FAMUs CFO Dale Cassidy addressing the Board of Governors

Members of Florida A&M University’s Board of Trustees gathered Tuesday to discuss plans to reduce the financial deficit that FAMUs Athletic Department currently faces.

The new Athletic Director Milton Overton is projected to increase revenue and cut expenses in the upcoming fiscal year.  This is the third consecutive year that the athletic program has faced a financial deficit.

FAMU’s Chief Financial Officer, Dale Cassidy, explained that FAMUs current athletic budget will leave the school with a balance of $100,000 at the end of the fiscal year. The Florida Board of Governors Office suggested that the six figure balance is not enough to start a realistic deficit reduction plan.

The school is currently at an $8.9 million deficit and must pay this balance immediately or receive penalties from the state.

“We believe the message from the Board of Governors was to show them more revenue, so that we can be more than a $100,000 in contribution at the end of the year,” said Cassidy.

Overton, who previously served six years as the University of Alabama’s Senior Associate Athletics Director, is working diligently to help project revenues for the incoming year.

According to a report released by FAMU’s Audit and Compliance Committee, the Athletic Department’s current revenues are primarily derived from the student athletic fee, ticket sales, and sales of goods.

This past 2014-2015 season, the FAMU basketball team was winless, and game attendance quickly dwindled game after game.
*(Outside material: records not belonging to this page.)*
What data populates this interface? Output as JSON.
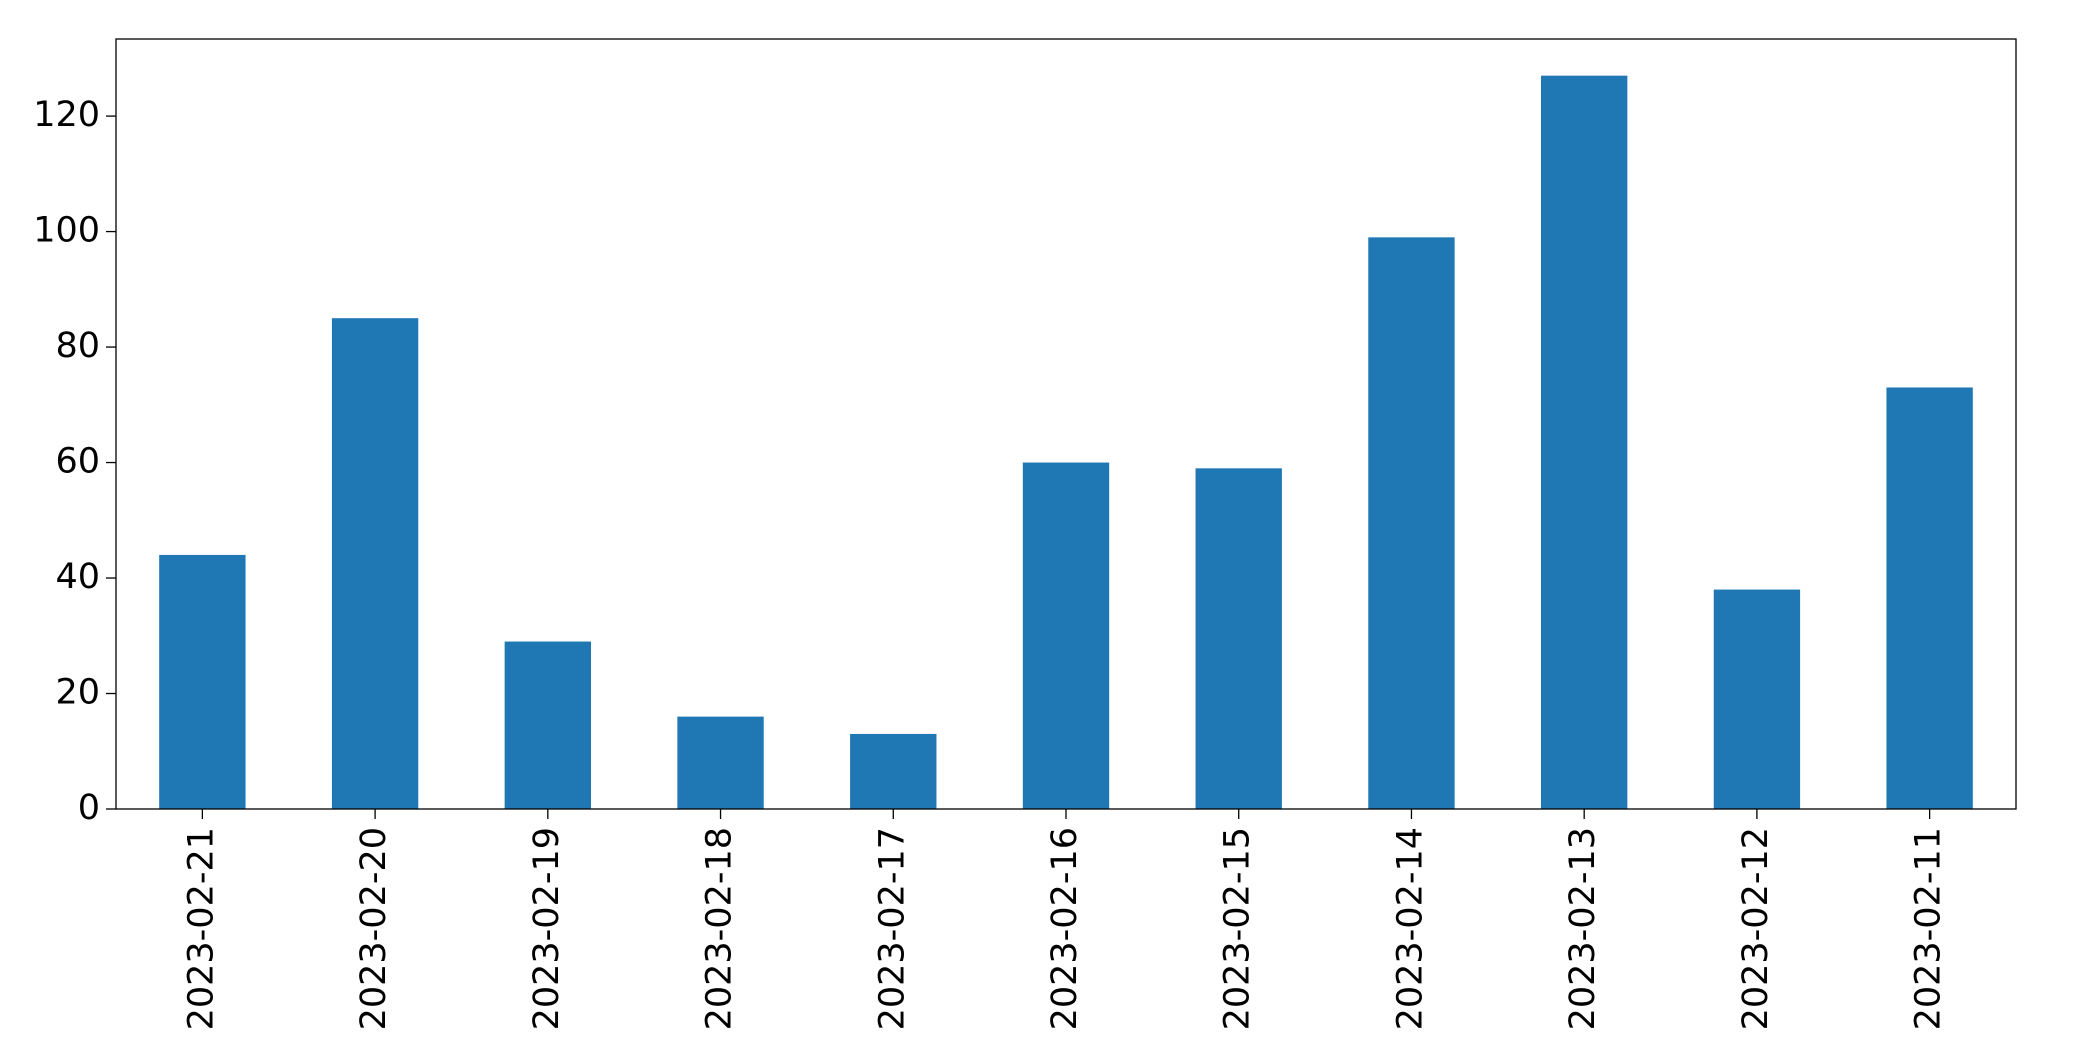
{
  "chart_data": {
    "type": "bar",
    "categories": [
      "2023-02-21",
      "2023-02-20",
      "2023-02-19",
      "2023-02-18",
      "2023-02-17",
      "2023-02-16",
      "2023-02-15",
      "2023-02-14",
      "2023-02-13",
      "2023-02-12",
      "2023-02-11"
    ],
    "values": [
      44,
      85,
      29,
      16,
      13,
      60,
      59,
      99,
      127,
      38,
      73
    ],
    "color": "#1f77b4",
    "ylim": [
      0,
      133.35
    ],
    "yticks": [
      0,
      20,
      40,
      60,
      80,
      100,
      120
    ],
    "grid": false
  }
}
The lack of student participation and attendance can be credited as a factor for the increasing decline in athletic revenues.

Byron Samuels, FAMU’s head basketball coach , asserts that “the only way to have success in all sports is through student participation.”

Currently students pay a $13.97 athletic fee that is included in tuition. The fee allows students to attend sports events for free.

Samuels goes into detail about the efforts that have been previously made to increase student participation at sports events.

“Last year we met with a dozen student groups to tell them about games and support their causes.”

Milton, who was not in attendance at Tuesday’s meeting, starts his new job August 3, and will present a plan just in time for the committee’s August 6 meeting.  Cassidy clarified that the revised plan is projected to bring more than the $100,000 balance previously stated in the Athletic Department’s budget.

In 2013, Florida’s Legislature passed a law that required institutions that failed three consecutive audits to go to the Legislature Audit Committee and justify their reasons for not fixing the issue. If the committee is unsatisfied with the response given, the law gives the Board of Governors the authority to take action.

Richard Givens, vice president of Audit and Compliance, went into detail regarding the potential threats the school faces if proper action isn’t taken right away.  

“We risk periodic monitoring that could ultimately withhold funding if the issue is not fixed,” said Givens. “What we don’t know is how aggressive the Board of Governors would approach this.”

A financial deficit is not the only problem FAMU’s athletic department is facing. In a recent audit, the National Collegiate Athletic Association (NCAA) showed the school’s failure to comply with corporate regulations. FAMU is being cited for failing to notify students on athletic scholarships if reduction or cancellation occurs. The school is also being cited for not having drug test consent forms on file.